RE: Definition of Choreography

Ricky

You said ...

>>>I think choreography should reference WSDL, where message format is
defined.<<<

While often true, I don't think it should always be the case.

It is true when you have a one-off service to which you want to integrate,
in this case the messages need to be defined very precisely as the
choreography is required to support only one instance.

On the other hand, when you want to implement common "public" processes, e.g
to submit an order, then you should generalize the message, by specifying
the general idea of an "order" for examle, instead of the specific message,
e.g. a "RosettaNet Order in a SOAP message". If you don't do this, then you
would have to define separate choreographies for each version of an order
that you could possibly get - of which there are potentially thousands.

Thoughts?

David

-----Original Message-----
From: Ricky Ho [mailto:riho@cisco.com]
Sent: Monday, October 21, 2002 9:42 AM
To: jzhu@silkvalleytech.com; www-ws-arch@w3.org
Subject: RE: Definition of Choreography






>My questions relating to using finite state machines to model
choregraphies:
>
>1) A simple question for clarification: by allowing the state machine to
>    transition to two states (state2 and state2, presumably in parallel)
>    upon the same input, you are suggesting an NFA model (as opposed to a
>DFA),
>    correct?

After thinking deeper, I think we can further constraint that a transition 
caused by an event can only lead to ONE next state.
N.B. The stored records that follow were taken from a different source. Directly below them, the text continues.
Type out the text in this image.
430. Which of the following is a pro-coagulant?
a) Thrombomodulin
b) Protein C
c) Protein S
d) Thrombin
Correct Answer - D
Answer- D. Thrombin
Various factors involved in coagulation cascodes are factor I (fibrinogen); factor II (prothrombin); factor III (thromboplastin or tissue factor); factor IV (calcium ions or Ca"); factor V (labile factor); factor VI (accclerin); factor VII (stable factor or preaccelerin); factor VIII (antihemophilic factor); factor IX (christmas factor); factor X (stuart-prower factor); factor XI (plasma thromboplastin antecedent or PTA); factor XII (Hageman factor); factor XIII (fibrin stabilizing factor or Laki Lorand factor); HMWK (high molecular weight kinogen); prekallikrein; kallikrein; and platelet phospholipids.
>2) Based on the dicussion of not wanting to expose internal business logic
>in
>    a choreography, I am safe to assume that the choreography defined by
>    the finite state machine is meant to be a public process.  My question
is
>    on the boundary between a public process and a private process, is it
>(the
>    boundary) always clear cut... assuming that the private process is also
>modeled
>    as a finite state machine, are there cases where the states of a public
>    process and the states of an internal process are intertwined, i.e.,
>needing
>    to transition from a public process state to a private process state
and
>    vice versa?

I think they are pretty clear cut.  A public protocol defines what message 
exchanges is legitimate and lay out all possibilities.  The private process 
doesn't have to be represented by a state machine.  If it happens to be, 
then the event happening at the public process can trigger an event in the 
private process, which do the processing and generate another event, which 
create a public event.  This coupling is very loose.

>4) Shouldn't message formats (those of payload, not the headers or evelops)
>be included
>    in a choreography definition?  Aren't they equally important (if not
>more) as the
>    sequencing of messages?

I think choreography should reference WSDL, where message format is defined.